In southern Africa, the focus of captive programmes for ground pangolins has been rehabilitation rather than captive breeding. The African Pangolin Working Group, operating across South Africa and neighbouring countries, receives pangolins that have been confiscated from traffickers, injured by vehicles or electric fences, or rescued from wire snare traps.
These animals undergo intensive care in specialised facilities, where the priority is restoring them to sufficient physical condition and independent feeding ability to support soft release into appropriate wild habitat. The goal is always return to the wild, not establishment of a captive population.
Ground pangolins present particular difficulties for captive management. Their natural diet is centred on large, structurally complex termite mounds built by Macrotermes and related species, which are not easily reproduced or sourced commercially. Wild ground pangolins travel large distances each night, often covering four to five kilometres during foraging, and require very large territory areas to meet their energetic needs. Confining them to even spacious captive enclosures results in the repetitive pacing and stress behaviours that undermine health and reproduction.
South Africa has one of the most active pangolin rescue and rehabilitation networks on the continent. Since 2011, hundreds of ground pangolins have been treated and released through coordinated efforts involving veterinarians, wildlife rangers, and non-governmental organisations.
Over the past decade, captive management of pangolins has benefited substantially from increased scientific attention. Nutritional studies have clarified the minimum dietary requirements of several species. Behavioural research has identified environmental enrichment strategies, including substrate materials that allow natural burrowing and foraging, that reduce stress indicators measurably. Reproductive biology studies, including hormonal monitoring through non-invasive faecal sampling, have improved understanding of pangolin oestrous cycles and optimal conditions for pairing.

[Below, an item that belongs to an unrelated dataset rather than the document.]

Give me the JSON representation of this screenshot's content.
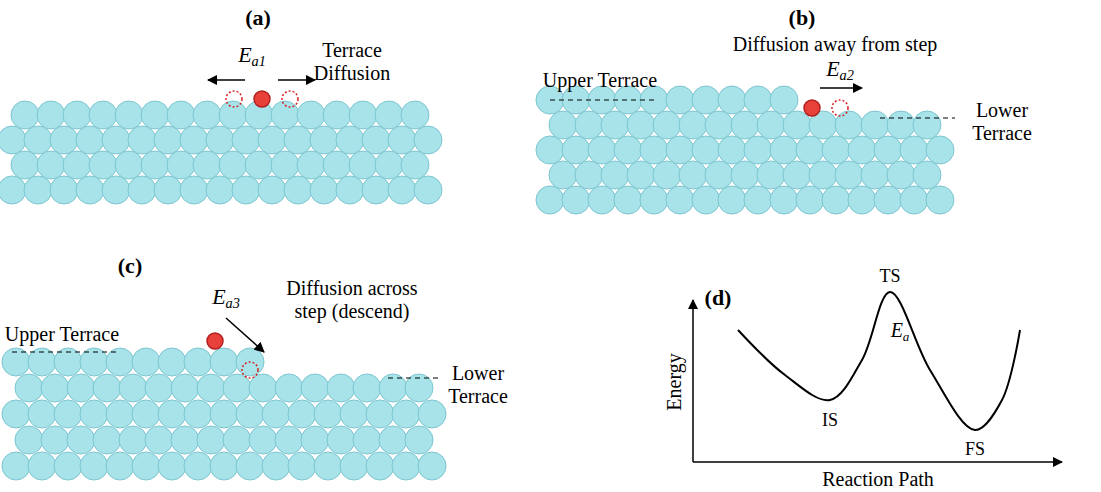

Despite this progress, the consensus among pangolin specialists remains that captive breeding is not a viable conservation strategy for pangolins in the way it has been for some other species. The difficulty and cost of maintaining pangolins in captivity, combined with the low reproductive rate of animals that produce only one offspring per year, means that captive populations cannot grow fast enough to offset wild population losses from trafficking.
Captive breeding and rehabilitation programmes for pangolins serve important conservation functions even if they cannot solve the trafficking crisis alone. They generate scientific data, provide veterinary training, and occasionally return individual animals to the wild. They also have significant public education value, drawing attention to a species that most people have never seen and many have never heard of.
However, conservationists working at the front lines of pangolin protection are clear that the primary strategy must be halting the illegal trade through enforcement, demand reduction in consumer markets, and habitat protection across African and Asian range states. Captive breeding is a supplement to these efforts, not a substitute for them.
The hope held by facilities investing in pangolin captive management is not that captive breeding will save the species in isolation. It is that the knowledge gained in these challenging programmes will make wild population management more effective, and that the occasional successful rehabilitation and release will add individual animals back to wild populations that need every individual they can get.